Vietnamese organized crime group

5T was a Vietnamese crime gang active in the Cabramatta area of Sydney, Australia in the final two decades of the 20th century.

==The rise of 5T==
The 5T gang was started by refugees who came to Australia with their parents after the fall of the Republic of Vietnam. The formation of the 5Ts began in the mid-1980s.

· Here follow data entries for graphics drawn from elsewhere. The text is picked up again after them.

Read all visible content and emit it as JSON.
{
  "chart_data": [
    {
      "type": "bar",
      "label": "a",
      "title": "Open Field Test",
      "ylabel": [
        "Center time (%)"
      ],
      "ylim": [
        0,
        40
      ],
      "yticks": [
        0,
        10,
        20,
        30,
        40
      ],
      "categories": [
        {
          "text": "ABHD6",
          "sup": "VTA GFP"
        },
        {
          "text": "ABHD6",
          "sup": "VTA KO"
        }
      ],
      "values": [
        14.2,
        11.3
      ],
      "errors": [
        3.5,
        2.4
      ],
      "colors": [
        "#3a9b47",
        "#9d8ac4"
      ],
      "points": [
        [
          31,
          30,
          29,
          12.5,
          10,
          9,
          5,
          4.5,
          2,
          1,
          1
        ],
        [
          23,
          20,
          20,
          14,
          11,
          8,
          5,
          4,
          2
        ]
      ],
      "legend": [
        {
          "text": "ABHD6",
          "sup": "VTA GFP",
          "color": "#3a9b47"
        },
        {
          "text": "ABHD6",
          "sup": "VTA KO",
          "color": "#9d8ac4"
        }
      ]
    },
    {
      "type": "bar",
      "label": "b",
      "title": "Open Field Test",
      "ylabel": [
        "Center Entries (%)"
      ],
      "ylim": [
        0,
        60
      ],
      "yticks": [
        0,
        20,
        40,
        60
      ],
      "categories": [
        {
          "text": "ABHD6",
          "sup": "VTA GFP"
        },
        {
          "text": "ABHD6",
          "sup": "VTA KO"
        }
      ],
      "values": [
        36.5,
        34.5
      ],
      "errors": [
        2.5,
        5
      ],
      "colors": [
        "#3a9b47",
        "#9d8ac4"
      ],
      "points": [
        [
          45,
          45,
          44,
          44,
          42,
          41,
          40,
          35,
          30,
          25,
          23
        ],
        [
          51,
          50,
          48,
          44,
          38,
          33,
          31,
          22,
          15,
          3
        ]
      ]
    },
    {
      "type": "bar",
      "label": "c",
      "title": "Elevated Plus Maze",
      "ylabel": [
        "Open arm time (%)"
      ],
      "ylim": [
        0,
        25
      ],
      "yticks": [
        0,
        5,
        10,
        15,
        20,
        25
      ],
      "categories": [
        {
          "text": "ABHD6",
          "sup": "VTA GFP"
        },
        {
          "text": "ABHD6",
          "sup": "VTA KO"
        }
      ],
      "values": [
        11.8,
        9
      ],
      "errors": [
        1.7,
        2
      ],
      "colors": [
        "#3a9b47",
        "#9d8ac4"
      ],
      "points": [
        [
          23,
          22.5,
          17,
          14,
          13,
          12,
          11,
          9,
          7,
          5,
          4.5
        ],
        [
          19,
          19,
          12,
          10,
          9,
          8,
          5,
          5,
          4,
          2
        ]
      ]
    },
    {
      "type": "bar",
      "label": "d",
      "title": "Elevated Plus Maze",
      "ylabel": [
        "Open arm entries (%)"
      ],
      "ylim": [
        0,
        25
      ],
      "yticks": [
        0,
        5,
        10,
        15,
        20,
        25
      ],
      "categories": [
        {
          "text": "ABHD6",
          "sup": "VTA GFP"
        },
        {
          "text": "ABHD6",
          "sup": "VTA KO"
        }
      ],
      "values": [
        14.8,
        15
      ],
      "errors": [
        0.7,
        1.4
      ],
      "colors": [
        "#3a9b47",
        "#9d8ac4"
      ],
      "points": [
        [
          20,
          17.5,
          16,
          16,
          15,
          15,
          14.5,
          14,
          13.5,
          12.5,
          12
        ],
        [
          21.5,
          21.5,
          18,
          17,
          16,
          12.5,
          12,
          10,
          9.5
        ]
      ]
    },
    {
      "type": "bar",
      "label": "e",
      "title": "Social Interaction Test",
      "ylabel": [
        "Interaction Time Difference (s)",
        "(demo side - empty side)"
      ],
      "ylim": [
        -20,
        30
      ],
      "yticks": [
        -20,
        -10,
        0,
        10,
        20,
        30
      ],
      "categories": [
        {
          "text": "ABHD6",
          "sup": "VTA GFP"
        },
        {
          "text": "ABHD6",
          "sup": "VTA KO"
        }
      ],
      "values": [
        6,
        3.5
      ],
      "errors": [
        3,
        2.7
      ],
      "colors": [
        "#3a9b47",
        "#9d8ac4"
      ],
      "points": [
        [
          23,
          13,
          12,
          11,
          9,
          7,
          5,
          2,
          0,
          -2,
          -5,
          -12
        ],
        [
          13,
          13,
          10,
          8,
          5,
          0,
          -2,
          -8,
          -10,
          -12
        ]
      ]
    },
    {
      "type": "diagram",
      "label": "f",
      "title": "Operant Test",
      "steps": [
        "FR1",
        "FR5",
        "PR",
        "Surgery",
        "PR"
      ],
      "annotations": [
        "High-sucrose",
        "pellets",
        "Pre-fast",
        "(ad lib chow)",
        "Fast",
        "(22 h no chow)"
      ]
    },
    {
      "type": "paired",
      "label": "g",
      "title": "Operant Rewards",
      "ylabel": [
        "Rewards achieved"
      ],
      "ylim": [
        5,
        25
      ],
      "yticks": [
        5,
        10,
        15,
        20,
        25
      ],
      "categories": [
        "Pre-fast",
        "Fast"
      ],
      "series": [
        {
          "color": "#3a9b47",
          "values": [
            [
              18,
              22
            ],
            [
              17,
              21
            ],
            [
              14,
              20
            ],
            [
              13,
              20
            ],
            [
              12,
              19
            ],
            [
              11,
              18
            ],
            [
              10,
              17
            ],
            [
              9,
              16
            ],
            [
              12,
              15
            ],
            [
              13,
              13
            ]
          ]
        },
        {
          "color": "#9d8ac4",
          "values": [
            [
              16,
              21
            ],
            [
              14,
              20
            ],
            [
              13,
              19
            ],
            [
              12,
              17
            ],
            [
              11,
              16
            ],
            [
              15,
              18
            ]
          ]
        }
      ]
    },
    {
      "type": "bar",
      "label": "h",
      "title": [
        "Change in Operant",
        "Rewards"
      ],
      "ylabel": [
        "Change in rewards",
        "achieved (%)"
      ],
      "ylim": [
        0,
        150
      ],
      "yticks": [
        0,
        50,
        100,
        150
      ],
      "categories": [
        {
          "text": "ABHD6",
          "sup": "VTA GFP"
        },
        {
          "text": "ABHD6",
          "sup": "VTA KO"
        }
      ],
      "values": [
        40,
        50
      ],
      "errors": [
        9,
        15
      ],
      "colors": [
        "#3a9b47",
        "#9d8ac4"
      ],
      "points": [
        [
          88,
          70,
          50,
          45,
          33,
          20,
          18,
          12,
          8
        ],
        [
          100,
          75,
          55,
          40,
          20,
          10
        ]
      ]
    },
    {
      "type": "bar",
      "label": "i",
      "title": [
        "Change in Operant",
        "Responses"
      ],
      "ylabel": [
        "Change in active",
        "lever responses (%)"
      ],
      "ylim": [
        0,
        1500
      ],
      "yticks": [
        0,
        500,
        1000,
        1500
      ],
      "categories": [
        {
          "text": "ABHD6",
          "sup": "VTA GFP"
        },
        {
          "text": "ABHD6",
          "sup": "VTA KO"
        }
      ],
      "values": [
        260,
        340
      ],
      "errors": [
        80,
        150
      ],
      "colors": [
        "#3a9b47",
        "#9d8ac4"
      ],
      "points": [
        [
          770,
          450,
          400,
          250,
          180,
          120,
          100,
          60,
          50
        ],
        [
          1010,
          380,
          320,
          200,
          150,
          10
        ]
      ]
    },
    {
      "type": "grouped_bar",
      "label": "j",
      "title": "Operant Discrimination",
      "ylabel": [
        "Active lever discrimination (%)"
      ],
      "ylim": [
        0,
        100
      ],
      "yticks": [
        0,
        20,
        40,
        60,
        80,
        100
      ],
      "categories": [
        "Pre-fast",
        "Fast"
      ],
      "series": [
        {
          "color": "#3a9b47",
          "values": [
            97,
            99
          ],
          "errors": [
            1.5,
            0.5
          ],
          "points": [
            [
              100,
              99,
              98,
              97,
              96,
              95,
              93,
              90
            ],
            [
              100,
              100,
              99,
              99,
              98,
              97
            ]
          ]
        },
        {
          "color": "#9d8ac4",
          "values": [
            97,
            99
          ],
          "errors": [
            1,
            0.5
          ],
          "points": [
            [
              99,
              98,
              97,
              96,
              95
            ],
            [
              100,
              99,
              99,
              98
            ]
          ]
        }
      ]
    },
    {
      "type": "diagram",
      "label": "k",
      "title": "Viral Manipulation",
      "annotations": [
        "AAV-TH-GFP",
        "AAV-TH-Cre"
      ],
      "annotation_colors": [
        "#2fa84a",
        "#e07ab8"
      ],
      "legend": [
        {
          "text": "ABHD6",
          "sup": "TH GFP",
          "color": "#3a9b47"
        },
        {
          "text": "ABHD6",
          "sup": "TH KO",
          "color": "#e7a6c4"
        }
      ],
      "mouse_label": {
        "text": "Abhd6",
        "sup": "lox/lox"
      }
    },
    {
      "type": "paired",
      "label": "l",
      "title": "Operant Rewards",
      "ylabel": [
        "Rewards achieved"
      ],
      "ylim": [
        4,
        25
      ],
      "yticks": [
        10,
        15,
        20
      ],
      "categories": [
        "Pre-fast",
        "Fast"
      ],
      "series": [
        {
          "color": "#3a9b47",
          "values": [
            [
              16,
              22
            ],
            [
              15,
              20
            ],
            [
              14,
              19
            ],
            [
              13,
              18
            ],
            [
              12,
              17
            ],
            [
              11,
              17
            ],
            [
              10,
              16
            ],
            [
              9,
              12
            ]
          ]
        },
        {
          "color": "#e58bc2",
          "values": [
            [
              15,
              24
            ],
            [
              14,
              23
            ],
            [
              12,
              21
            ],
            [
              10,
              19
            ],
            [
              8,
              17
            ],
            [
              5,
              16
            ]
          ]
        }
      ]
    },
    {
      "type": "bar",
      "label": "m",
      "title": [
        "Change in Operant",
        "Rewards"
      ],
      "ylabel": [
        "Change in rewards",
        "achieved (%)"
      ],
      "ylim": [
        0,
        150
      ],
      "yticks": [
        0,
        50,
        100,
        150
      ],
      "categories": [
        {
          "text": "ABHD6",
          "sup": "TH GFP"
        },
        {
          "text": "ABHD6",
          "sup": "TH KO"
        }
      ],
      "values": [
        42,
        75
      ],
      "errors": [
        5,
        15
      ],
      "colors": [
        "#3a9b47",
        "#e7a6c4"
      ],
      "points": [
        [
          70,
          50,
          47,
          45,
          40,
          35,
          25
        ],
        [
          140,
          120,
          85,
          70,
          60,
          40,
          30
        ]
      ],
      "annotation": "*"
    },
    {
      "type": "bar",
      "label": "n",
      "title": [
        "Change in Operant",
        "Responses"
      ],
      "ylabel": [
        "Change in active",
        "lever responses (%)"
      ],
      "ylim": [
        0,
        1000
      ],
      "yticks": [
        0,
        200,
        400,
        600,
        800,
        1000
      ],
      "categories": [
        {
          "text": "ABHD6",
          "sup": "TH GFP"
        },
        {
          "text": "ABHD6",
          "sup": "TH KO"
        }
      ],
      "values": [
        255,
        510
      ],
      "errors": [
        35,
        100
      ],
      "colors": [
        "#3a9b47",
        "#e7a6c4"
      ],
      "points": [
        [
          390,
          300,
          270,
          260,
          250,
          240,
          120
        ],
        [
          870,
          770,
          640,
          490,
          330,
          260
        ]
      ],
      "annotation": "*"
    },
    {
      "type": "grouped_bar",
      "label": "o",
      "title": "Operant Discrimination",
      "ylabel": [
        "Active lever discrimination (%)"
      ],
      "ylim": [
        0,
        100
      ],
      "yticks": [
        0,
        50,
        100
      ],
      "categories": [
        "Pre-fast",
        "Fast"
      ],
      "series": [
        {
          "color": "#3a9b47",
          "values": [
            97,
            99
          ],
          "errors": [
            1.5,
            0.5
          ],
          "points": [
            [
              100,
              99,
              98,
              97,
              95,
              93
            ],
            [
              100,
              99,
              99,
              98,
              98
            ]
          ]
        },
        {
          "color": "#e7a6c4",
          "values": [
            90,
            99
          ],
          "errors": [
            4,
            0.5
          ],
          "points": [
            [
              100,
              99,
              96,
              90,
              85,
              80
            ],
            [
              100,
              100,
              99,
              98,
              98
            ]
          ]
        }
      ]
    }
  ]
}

The term 5T, stands for five Vietnamese words starting with T; 'Tình', 'Tiền', 'Tù', 'Tội' and 'Tử', translating to 'Love, Money, Prison, Punishment, Death'. However, 5T also means 'tuổi trẻ thiếu tình thương' which roughly translates to 'childhood without love.' Gang members apparently were tattooed with the emblem consisting of a straight horizontal line and 5 joined vertical lines with members' first and family names starting with the letter T being the horizontal line on top of the name.

==Disbandment==
The murder of the leader in 1995 sparked a power struggle within the organization. This was ultimately furthered with the death of the successor. The leader and namesake of the gang, however, was subsequently murdered outside a Western Sydney pub in 1999 shortly after being released from prison, subsequently leading to the eventual demise of the 5T Gang.